The regulator has granted lecanemab an accelerated approval path and the CEO of Eisai was quoted as saying that it "proves the amyloid hypothesis".

There are other drugs in development also based on the amyloid hypothesis with Lilly presenting data on its candidate donanemab early next year. Roche however recently announced it had failed in its attempt for its late-stage candidate, gantenerumab. The company reported results in mid-November which did not show a meaningful slowdown in the progression of disease.

More to do

While it's helpful to have a glut of new drugs on the market which may improve Alzheimer's patients' quality of life, there is still a long way to go to treat the underlying cause of the disease.

The good news is some of the profits from these drugs will be ploughed back into R&D to help to develop better drugs which may get closer to treating the underlying causes of the disease. This conveyor belt of profits reinvested back into R&D is what happened with cancer therapies and has resulted in many successful treatments in that arena.

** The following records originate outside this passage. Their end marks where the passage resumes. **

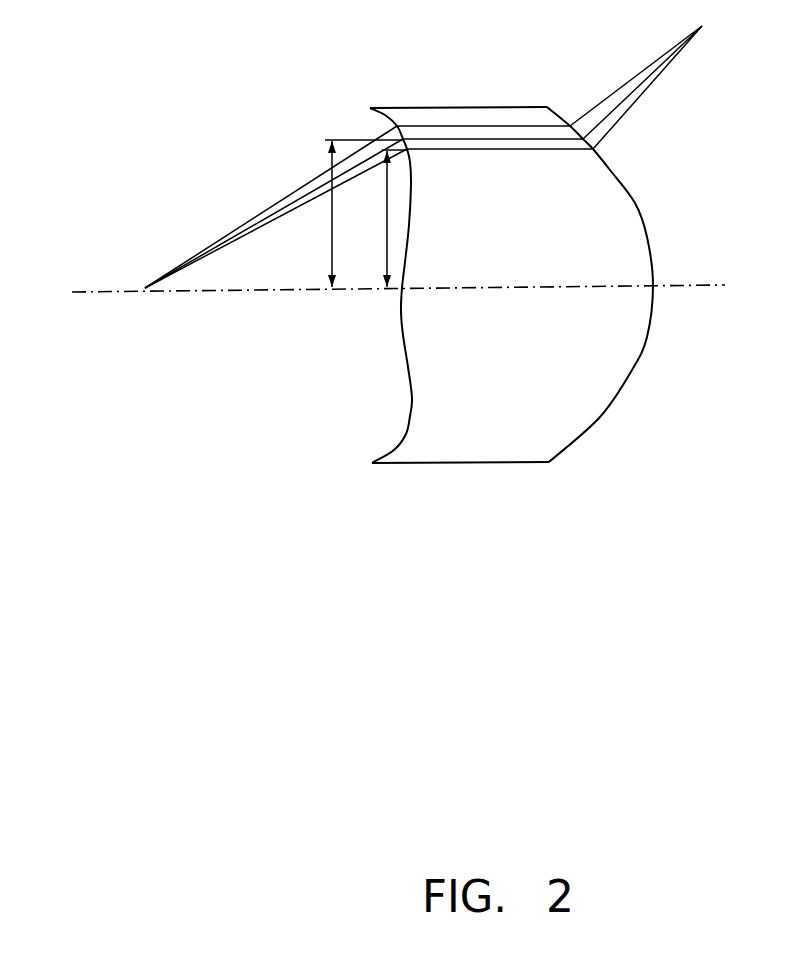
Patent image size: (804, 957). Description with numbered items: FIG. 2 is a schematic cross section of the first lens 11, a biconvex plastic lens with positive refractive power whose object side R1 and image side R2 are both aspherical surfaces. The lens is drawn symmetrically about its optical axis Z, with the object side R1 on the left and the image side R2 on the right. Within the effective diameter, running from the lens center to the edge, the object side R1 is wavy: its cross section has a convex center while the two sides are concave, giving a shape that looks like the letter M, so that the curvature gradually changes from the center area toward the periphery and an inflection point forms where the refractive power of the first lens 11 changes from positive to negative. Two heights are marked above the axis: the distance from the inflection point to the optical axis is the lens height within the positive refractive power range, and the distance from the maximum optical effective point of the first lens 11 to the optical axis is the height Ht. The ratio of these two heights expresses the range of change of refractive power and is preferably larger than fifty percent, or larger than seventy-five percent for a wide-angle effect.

The first lens 11 is at (486, 326).
The object side R1 is at (412, 412).
The image side R2 is at (598, 417).
The optical axis Z is at (386, 293).
The lens height of maximum optical effective point Ht is at (350, 213).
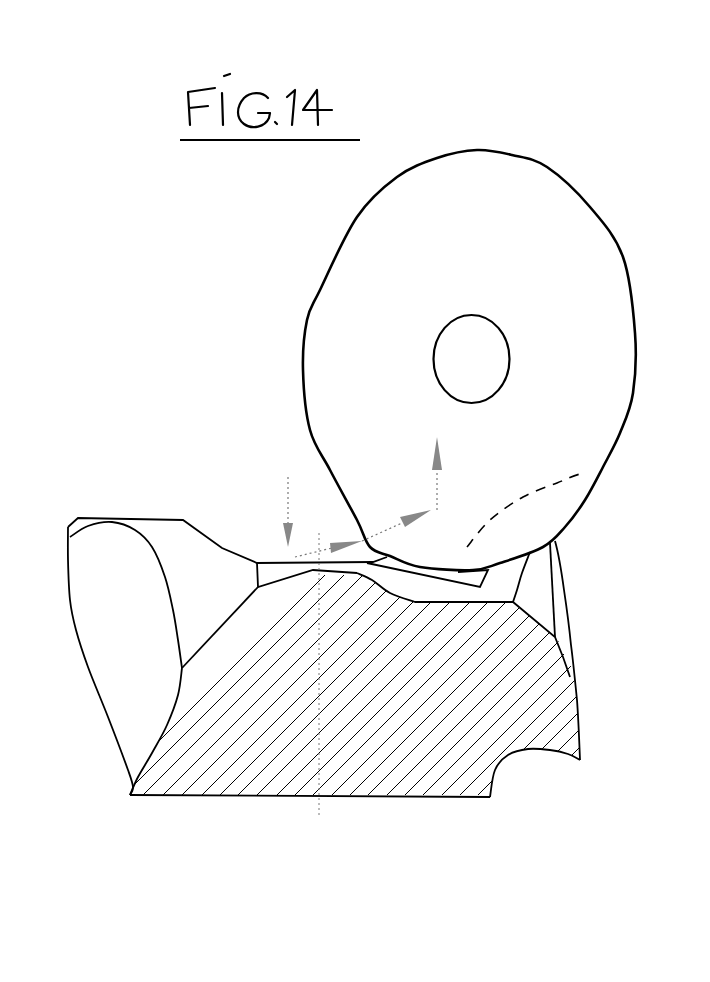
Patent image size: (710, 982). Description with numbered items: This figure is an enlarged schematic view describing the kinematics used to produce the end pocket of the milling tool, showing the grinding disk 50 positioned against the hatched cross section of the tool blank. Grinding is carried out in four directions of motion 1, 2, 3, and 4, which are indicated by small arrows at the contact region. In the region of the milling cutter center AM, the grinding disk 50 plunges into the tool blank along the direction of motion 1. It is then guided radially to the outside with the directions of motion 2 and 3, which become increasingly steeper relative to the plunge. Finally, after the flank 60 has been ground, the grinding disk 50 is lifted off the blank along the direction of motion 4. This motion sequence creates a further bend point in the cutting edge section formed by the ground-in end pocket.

The grinding disk 50 is at (570, 227).
The flank 60 is at (580, 474).
The milling cutter center AM is at (320, 765).
The direction of motion 1 is at (283, 497).
The direction of motion 2 is at (328, 532).
The direction of motion 3 is at (396, 513).
The direction of motion 4 is at (437, 454).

We expect to see an acceleration of companies looking at new Alzheimer's drugs, encouraged by the success of lecanemab.

As we have seen in the oncology drugs that we at IBT invest in today, when the collective minds of the biotech community focus on a problem, the science tends to accelerate. This means that the long patent lives granted to drugs in the past are becoming increasingly irrelevant as the next generation of drugs tends to come through well before the patent expiries of their predecessors. Investors in the space need to keep one eye on the road in front or the sales trajectories of the drugs currently in use, while the other is on the rear view mirror checking what new product is coming down the drug development pipeline to knock the incumbents of their pedestals.